The city’s story is being told through the lens of film, with a screening of “See It Through Buffalo,” a documentary short presented by the School of Architecture and Planning at the Time Space Existence exhibition of the 2018 Venice Architecture Biennale.
The 15-minute film offers a candid view of Buffalo’s diverse urban landscapes and transitioning neighborhoods, where faculty and students work to address issues such as energy-efficient design, economic development, food systems planning, and refugee resettlement. It was co-produced with noted Buffalo filmmaker John Paget of Paget Films.
The festival, organized in partnership with First+Main Films, features documentary and fictional films from around the world on urban issues, including the theme of this year’s World Urban Forum — Cities of Opportunities: Connecting Culture and Innovation. The film screening will be followed by discussions on topics and key areas raised.
“The film is an inspirational contribution to UN-Habitat’s theme of connecting culture and innovation because it portrays an academic institution and a new generation engaged in experimentation and exploration within their city,” Paget says.
After this week, the UN-Habitat Better Cities Film Festival’s “Best of Fest” reel will become a traveling festival available for screenings at other UN-Habitat and U.N. events and cities and towns around the world.

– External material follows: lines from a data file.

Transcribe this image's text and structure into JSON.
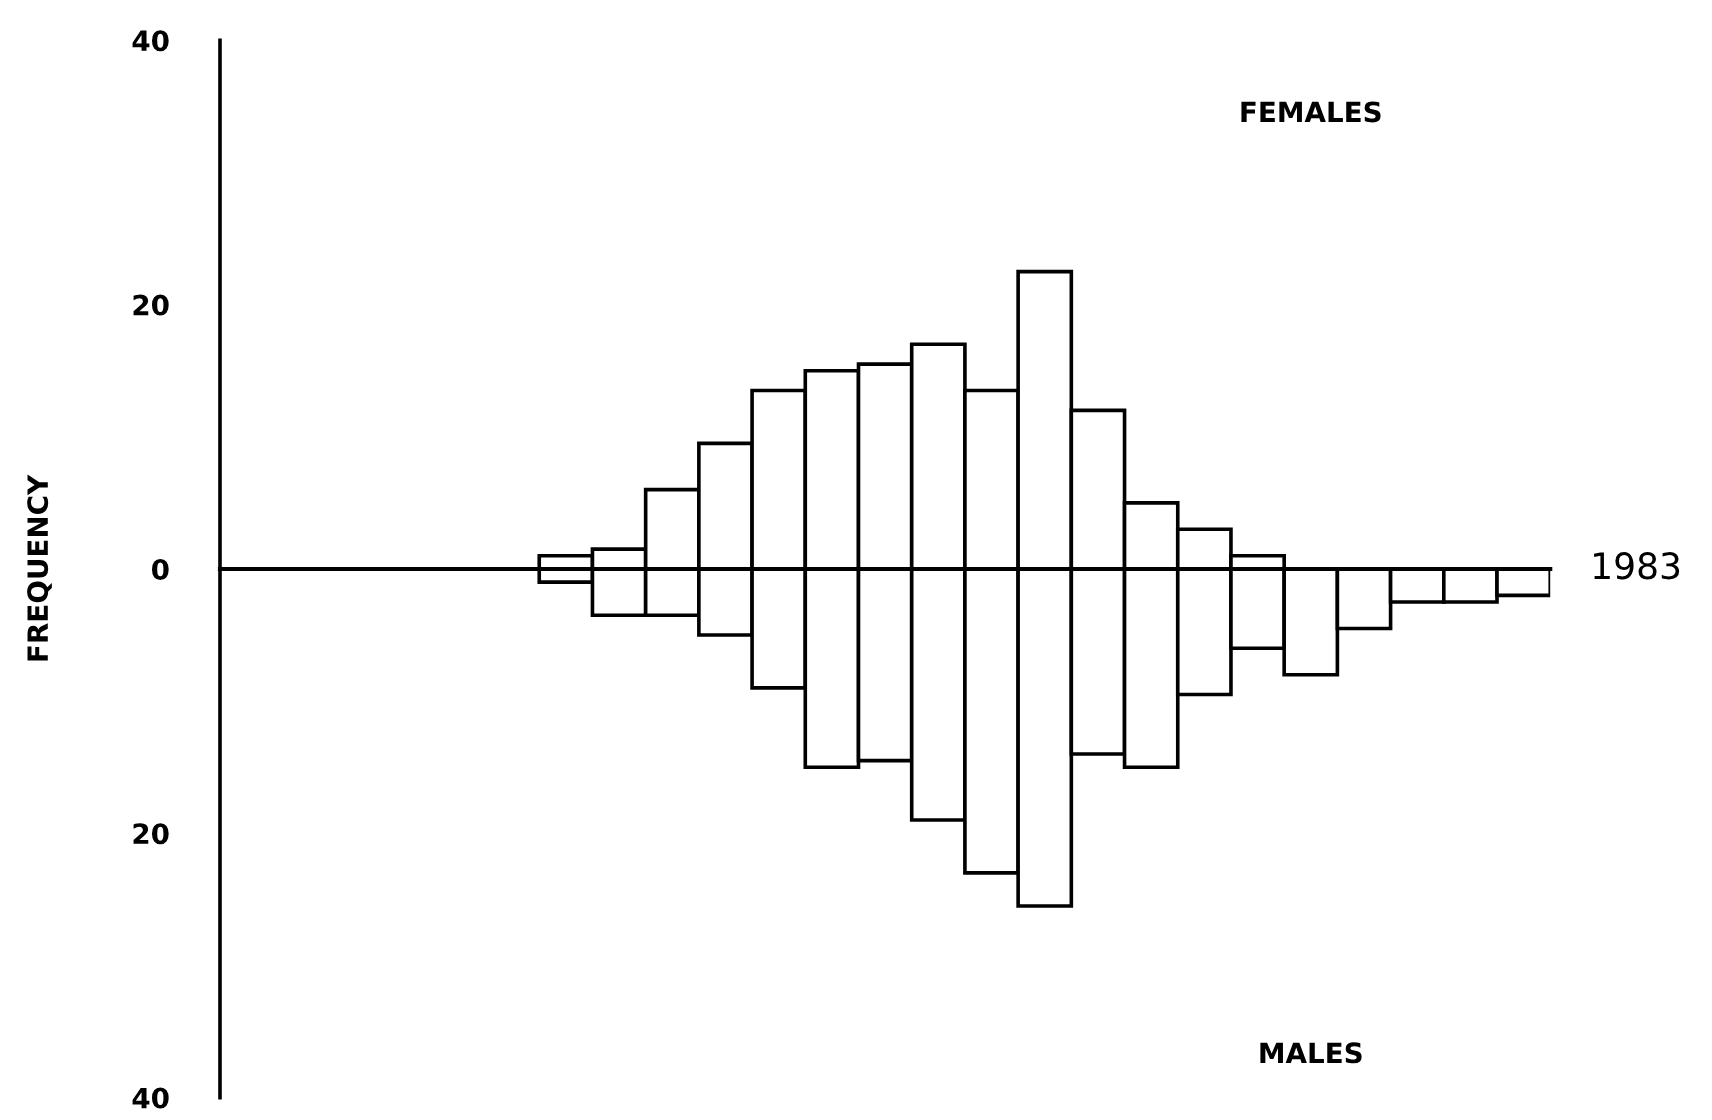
{
  "chart_data": {
    "type": "bar",
    "ylabel": "FREQUENCY",
    "stacked": true,
    "categories": [
      null,
      null,
      null,
      null,
      null,
      null,
      null,
      null,
      null,
      null,
      null,
      null,
      null,
      null,
      null,
      null,
      null,
      null,
      null,
      null,
      null,
      null,
      null,
      null,
      null
    ],
    "series": [
      {
        "color": "#ffffff",
        "values": [
          null,
          null,
          null,
          null,
          null,
          null,
          1,
          1.5,
          6,
          9.5,
          13.5,
          15,
          15.5,
          17,
          13.5,
          22.5,
          12,
          5,
          3,
          1,
          null,
          null,
          null,
          null,
          null
        ]
      },
      {
        "color": "#ffffff",
        "values": [
          null,
          null,
          null,
          null,
          null,
          null,
          -1,
          -3.5,
          -3.5,
          -5,
          -9,
          -15,
          -14.5,
          -19,
          -23,
          -25.5,
          -14,
          -15,
          -9.5,
          -6,
          -8,
          -4.5,
          -2.5,
          -2.5,
          -2
        ]
      }
    ],
    "ylim": [
      -40,
      40
    ],
    "yticks": [
      {
        "value": -40,
        "label": "40"
      },
      {
        "value": -20,
        "label": "20"
      },
      0,
      20,
      40
    ],
    "annotations": [
      "FEMALES",
      "1983",
      "MALES"
    ],
    "tick_labels": "y",
    "legend": false
  }
}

Samina Raja, professor of urban and regional planning at UB and director of the Food Systems Planning and Healthy Communities Lab, is leading the discussion following the screening of “See It Through Buffalo.”
Raja served as a keynote speaker for the Universities Roundtable at the World Urban Forum on Feb. 11. Drawing on her food equity work, both in Buffalo and in the global south, Raja spoke about the ways in which universities can co-produce actionable knowledge that can lead to creating culturally inclusive and innovative cities.
The World Urban Forum is the world’s largest and most important conference on urban issues. It is held every two years and attracts thousands of participants including ministers, mayors, policy makers, academics, community activists, artists and journalists.
“Buffalo and the work of our faculty and students have much to contribute to this crucial global conversation on urban issues,” says Robert G. Shibley, professor and dean of UB’s School of Architecture and Planning.
“From our Buffalo-rooted food systems planning tools now being implemented from Jamaica to Kashmir, to ‘See It Through Buffalo,’ a cinematic tribute to Buffalo’s urban landscapes and our work within them over 50 years, this is a story about the power of university-city partnerships to incubate globally relevant policy and design innovation,” Shibley adds.